Var-Matin (Fréjus / Saint-Raphaël)
À Marseille, le système Terra Fecundis devant la justice
Trois dirigeants de la société de travail temporaire espagnole sont jugés depuis hier pour fraude.
L «e plus gros dossier de l’Urssaf depuis sa création » : un inspecteur de l’Urssaf a présenté hier comme « exceptionnelle » la fraude qu’aurait commise l’entreprise de travail temporaire espagnole Terra Fecundis, pourvoyeuse de main-d’oeuvre pour les agriculteurs français. L’Urssaf, cet organisme de sécurité sociale qui recouvre les cotisations sociales en France, réclame 112 millions d’euros de dommages et intérêts à Terra Fecundis, jugée avec trois de ses fondateurs par le tribunal de Marseille depuis hier.
Cette société a, selon Jean-Michel Ducassou, inspecteur de l’Urssaf entendu comme témoin, détourné les règles européennes du travail détaché pour près de 7 000 salariés acheminés dans des centaines d’exploitations agricoles françaises entre 2012 et 2015.
Travail dissimulé
La procédure européenne de détachement permet à des entreprises de faire travailler du personnel dans un autre État membre sans avoir à s’inscrire au registre du commerce ni à régler les cotisations sociales du pays où le salarié est détaché. Terra Fecundis payait les cotisations sociales d’ouvriers employés en France en Espagne, pays où ces cotisations sont inférieures.
Or, « dans ce dossier, a estimé Jean-Michel Ducassou, les conditions du détachement ne sont pas remplies car Terra Fecundis avait une activité permanente en France et pas d’activité substantielle en Espagne ».
Pour les années 2012 à 2015, dans le Top 100 des sociétés clientes de Terra Fecundis, ne figuraient que des sociétés françaises à l’exception d’une exploitation espagnole.
« Lourds enjeux »
Terra Fecundis et ses trois dirigeants fondateurs sont jugés pour travail dissimulé et marchandage en bande organisée. Seul Juan Jose Lopez Pacheco, Espagnol de 45 ans, s’est présenté devant le tribunal correctionnel. Son frère Francisco Lopez Pacheco et Celedenio Perea Coll sont représentés par leurs avocats. Ce dossier « est porteur d’enjeux lourds en termes financiers, d’ordre public et de réputation », a rappelé le président. Les trois prévenus encourent dix ans d’emprisonnement et une amende de 100 000 euros et la société risque une amende de 500 000 euros.

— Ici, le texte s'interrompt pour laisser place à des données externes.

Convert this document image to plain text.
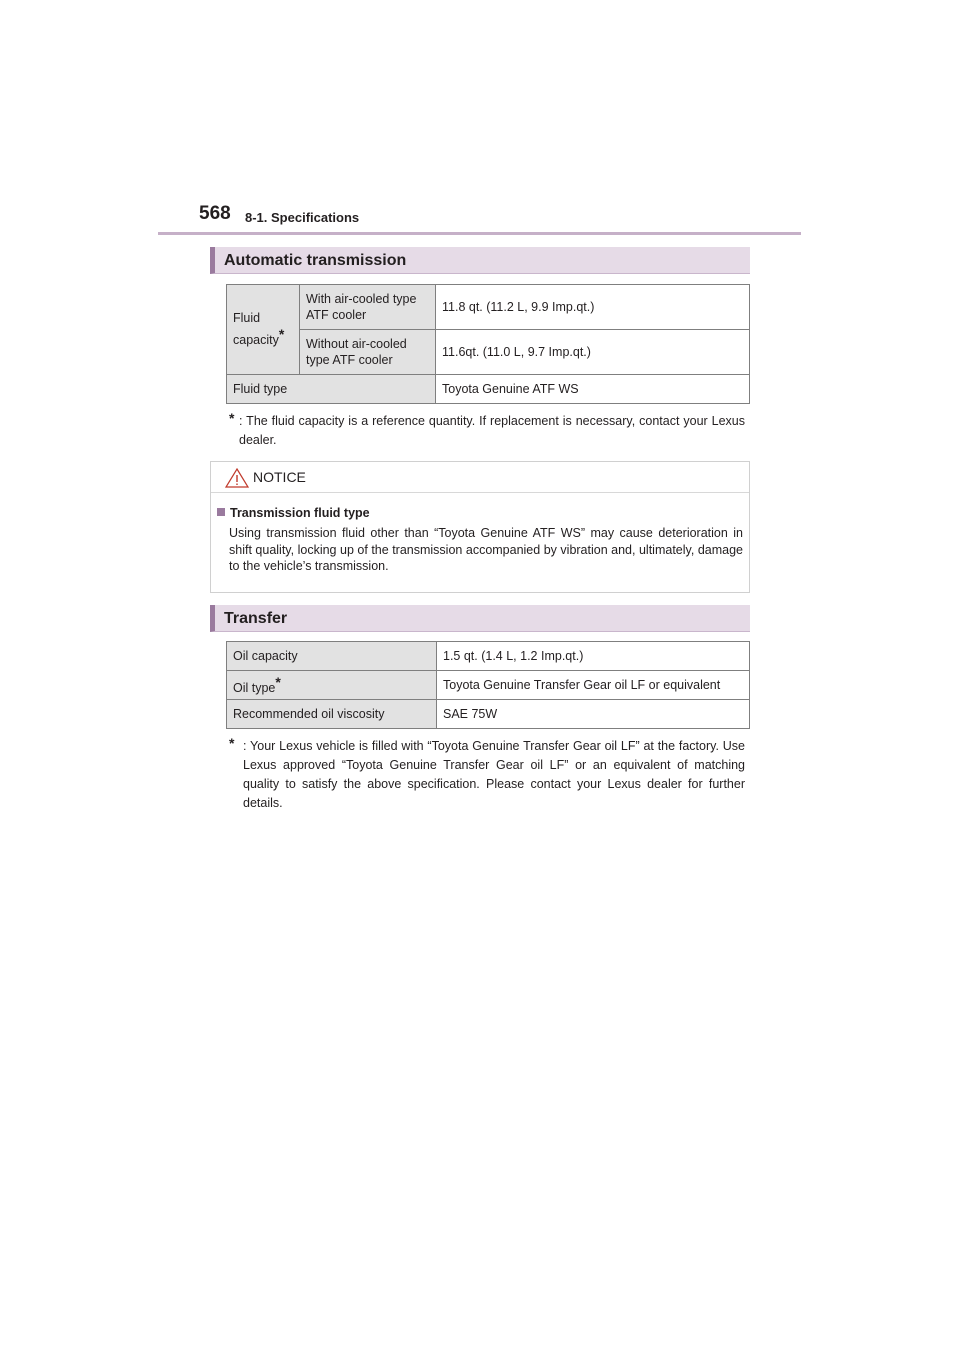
568 8-1. Specifications
Automatic transmission
Fluid capacity*	With air-cooled type ATF cooler	11.8 qt. (11.2 L, 9.9 Imp.qt.)
	Without air-cooled type ATF cooler	11.6qt. (11.0 L, 9.7 Imp.qt.)
Fluid type		Toyota Genuine ATF WS
* : The fluid capacity is a reference quantity. If replacement is necessary, contact your Lexus dealer.
NOTICE
Transmission fluid type
Using transmission fluid other than “Toyota Genuine ATF WS” may cause deterioration in shift quality, locking up of the transmission accompanied by vibration and, ultimately, damage to the vehicle’s transmission.
Transfer
Oil capacity	1.5 qt. (1.4 L, 1.2 Imp.qt.)
Oil type*	Toyota Genuine Transfer Gear oil LF or equivalent
Recommended oil viscosity	SAE 75W
* : Your Lexus vehicle is filled with “Toyota Genuine Transfer Gear oil LF” at the factory. Use Lexus approved “Toyota Genuine Transfer Gear oil LF” or an equivalent of matching quality to satisfy the above specification. Please contact your Lexus dealer for further details.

En charge de la logistique en France, quatre autres prévenus sont jugés pour complicité de travail dissimulé et complicité de marchandage. « Un tiers des employeurs français avaient recours toute l’année » à la main-d’oeuvre fournie par Terra Fecundis, des salariés majoritairement originaires d’Amérique du Sud, a souligné le président.
Prêt de main-d’oeuvre à but lucratif
Au-delà du travail dissimulé, la société répond également de marchandage, un prêt de main-d’oeuvre à but lucratif qui aurait causé plusieurs préjudices aux salariés : rémunération en dessous du minimum légal, absence de majoration des heures supplémentaires, atteinte aux droits au chômage en Espagne par minoration des jours travaillés déclarés aux organismes espagnols… La Confédération paysanne s’est constituée partie civile à l’ouverture des débats, rejoignant la Fédération générale agroalimentaire CFDT, l’Urssaf ou Prism’Emploi, qui regroupe six cents entreprises d’intérim françaises.